Most of the characters in this book where not likable but my favorite character would be Roy snr, a father to a son that was not his biological child, a good husband and a loyal person. If I was to pick my least favorite, it would be Celestial. She was portrayed to be an independent successful black woman which she was to an extent with respect to her career but it doesn’t describe The totality of who and what she represents. She was strong when it was easy and it pleased her and took a weak disposition when it didn’t. I saw her as a privileged and entitled woman who didn’t stay when things went bad. Some people may argue that she continued to care for Roy financially when he was in prison even when she had moved on from the marriage but my response to that is “money isn’t everything”. Yes, I may not know how it feels to be without a husband for five long years, and after a mere one year of marriage where in most cases, is when the marriage has just begun, but Celestial took vows before God to stand with Roy, in sickness and in health, for richer for poorer, till death do them part. Those vows she took, she broke, without looking back and with who for God’s sake???? The very person who introduced them. This story has confirmed my beliefs on why many people go into relationships and marriage. They do this not necessarily because of love, but because that other person fits a profile they have created for themselves, or that person is available to them at the time, or rich enough or beautiful enough. This is a story will cause you to question our choices, loyalties and commitment in the face of adversity. To think deeply whenever we say ‘I love you’ to “the one” and consider the thousand things that means and entails.

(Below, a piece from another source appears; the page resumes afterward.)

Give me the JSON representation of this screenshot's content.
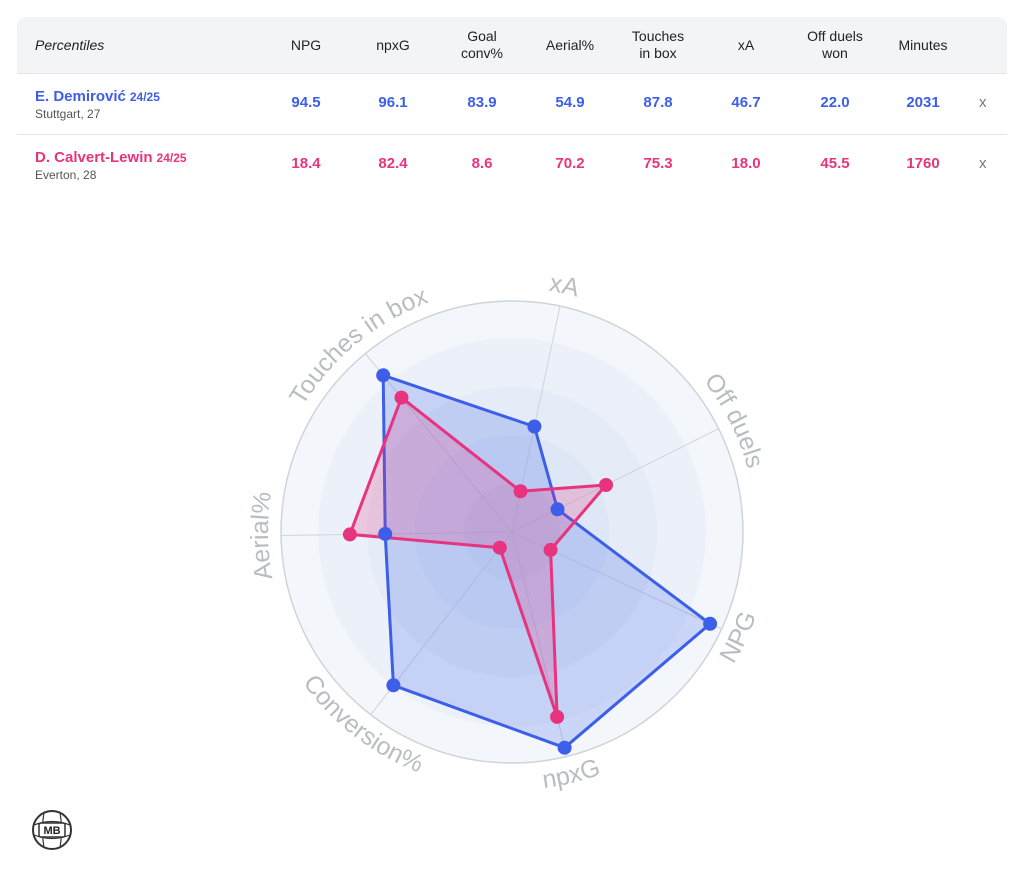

‘Love is patient, love is kind, it does not envy, it does not boast, it is not proud, it does not dishonor others, it is not self-seeking, it is not easily angered, it keeps no record of wrongs. Love does not delight in evil but rejoices with the truth, it always protects, always trusts, always hopes, always perseveres. Love never fails” – 1 Corinthians 13:4-8
This book ended well for me. Most of it wasn’t too far fetched and it seemed fair to all the characters. What can I say? Reality Bites!
I rate this book a 4 stars and I highly recommend it.
P.s. The audio book on Scribed is awesome. I think it made my experience much better than reading a paper version.
Published: February 6th, 2018 by Algonquin books
Purchase @ www.amazon.com/anamericanmarriage ;
The Author: Tayari Jones is the author of the novels Leaving Atlanta, The Untelling, Silver Sparrow, and An American Marriage (Algonquin Books, February 2018). Her writing has appeared in Tin House, The Believer, The New York Times, and Callaloo. A member of the Fellowship of Southern Writers, she has also been a recipient of the Hurston/Wright Legacy Award, Lifetime Achievement Award in Fine Arts from the Congressional Black Caucus Foundation, United States Artist Fellowship, NEA Fellowship and Radcliffe Institute Bunting Fellowship. Silver Sparrow was named a #1 Indie Next Pick by booksellers in 2011, and the NEA added it to its Big Read Library of classics in 2016. Jones is a graduate of Spelman College, University of Iowa, and Arizona State University. She is currently an Associate Professor in the MFA program at Rutgers-Newark University.